I will discuss things in the context of your code, but I want to get some basics out of the way first.
In a declaration, the unary *
operator indicates that the thing being declared has pointer type:
T *p; // for any type T, p has type "pointer to T"
T *p[N]; // for any type T, p has type "N-element array of pointer to T"
T (*p)[N]; // for any type T, p has type "pointer to N-element array of T"
T *f(); // for any type T, f has type "function returning pointer to T"
T (*f)(); // for any type T, f has type "pointer to function returning T"
The unary *
operator has lower precedence then the postfix []
subscript and ()
function operators, so if you want a pointer to an array or a function, the *
must be explicitly grouped with the identifier.
In an expression, the unary *
operator dereferences the pointer, allowing us to access the pointed-to object or function:
int x;
int *p;
p = &x; // assign the address of x to p
*p = 10; // assigns 10 to x via p - int = int
After the above code has executed, the following are true:
p == &x // int * == int *
*p == x == 10 // int == int == int
The expressions p
and &x
have type int *
(pointer to int
), and their value is the (virtual) address of x
. The expressions *p
and x
have type int
, and their value is 10
.
A valid1 object pointer value is obtained in one of three ways (function pointers are also a thing, but we won't get into them here):
- using the unary
&
operator on an lvalue2 (p = &x;
);
- allocating dynamic memory via
malloc()
, calloc()
, or realloc()
;
- and, what is relevant for your code, using an array expression without a
&
or sizeof
operator.
Except when it is the operand of the sizeof
or unary &
operator, or is a string literal used to initialize a character array in a declaration, an expression of type "N-element array of T
" is converted ("decays") to an expression of type "pointer to T
", and the value of the expression is the address of the first element of the array3. So, if you create an array like
int a[10];
and pass that array expression as an argument to a function like
foo( a );
then before the function is called, the expression a
is converted from type "10-element array of int
" to "pointer to int
", and the value of a
is the address of a[0]
. So what the function actually receives is a pointer value, not an array:
void foo( int *a ) { ... }
String literals like "add"
and "five to two"
are array expressions - "add"
has type "4-element array of char
" and "five to two"
has type "12-element array of char
" (an N-character string requires at least N+1 elements to store because of the string terminator).
In the statements
mnemonic = "add";
operands = "five to two";
neither string literal is the operand of the sizeof
or unary &
operators, and they're not being used to initialize a character array in a declaration, so both expressions are converted to type char *
and their values are the addresses of the first element of each array.

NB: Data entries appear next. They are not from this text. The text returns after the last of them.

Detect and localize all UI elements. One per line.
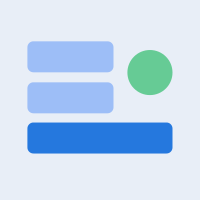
button[interactable]: Status xyxy=(127,50,172,95)
button[interactable]: Primary action xyxy=(27,122,172,154)
button[interactable]: Second content block xyxy=(27,82,114,113)
button[interactable]: First content block xyxy=(27,41,114,72)
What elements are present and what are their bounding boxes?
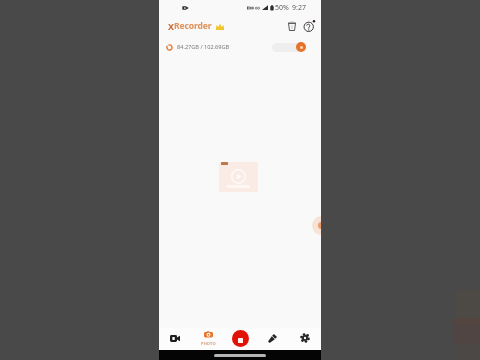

Both mnemonic
and operands
are declared as char *
, so this is fine.
Since the types of mnemonic
and operands
are both char *
, when you call
analyse_inst( mnemonic, operands );
the types of the function's formal arguments must also be char *
:
void analyse_inst( char *mnemonic, char *operands )
{
...
}
As far as the "pass by reference" bit...
C passes all function arguments by value. That means the formal argument in the function definition is a different object in memory from the actual argument in the function call, and any changes made to the formal argument are not reflected in the actual argument. Suppose we write a swap
function as:
int swap( int a, int b )
{
int tmp = a;
a = b;
b = tmp;
}
int main( void )
{
int x = 2;
int y = 3;
printf( "before swap: x = %d, y = %d\n", x, y );
swap( x, y );
printf( "after swap: x = %d, y = %d\n", x, y );
...
}
If you compile and run this code, you'll see that the values of x
and y
don't change after the call to swap
- the changes to a
and b
had no effect on x
and y
, because they're different objects in memory.
In order for the swap
function to work, we have to pass pointers to x
and y
:
void swap( int *a, int *b )
{
int tmp = *a;
*a = *b;
*b = tmp;
}
int main( void )
{
...
swap( &x, &y );
...
}
In this case, the expressions *a
and *b
in swap
refer to the same objects as the expressions x
and y
in main
, so the changes to *a
and *b
are reflected in x
and y
:
a == &x, b == &y
*a == x, *b == y
So, in general:
void foo( T *ptr ) // for any non-array type T
{
*ptr = new_value(); // write a new value to the object `ptr` points to
}
void bar( void )
{
T var;
foo( &var ); // write a new value to var
}
This is also true for pointer types - replace T
with a pointer type P *
, and we get the following:
void foo( P **ptr ) // for any non-array type T
{
*ptr = new_value(); // write a new value to the object `ptr` points to
}
void bar( void )
{
P *var;
foo( &var ); // write a new value to var
}
In this case, var
stores a pointer value. If we want to write a new pointer value to var
through foo
, then we must still pass a pointer to var
as the argument. Since var
has type P *
, then the expression &var
has type P **
.
- A pointer value is valid if it points to an object within that object's lifetime.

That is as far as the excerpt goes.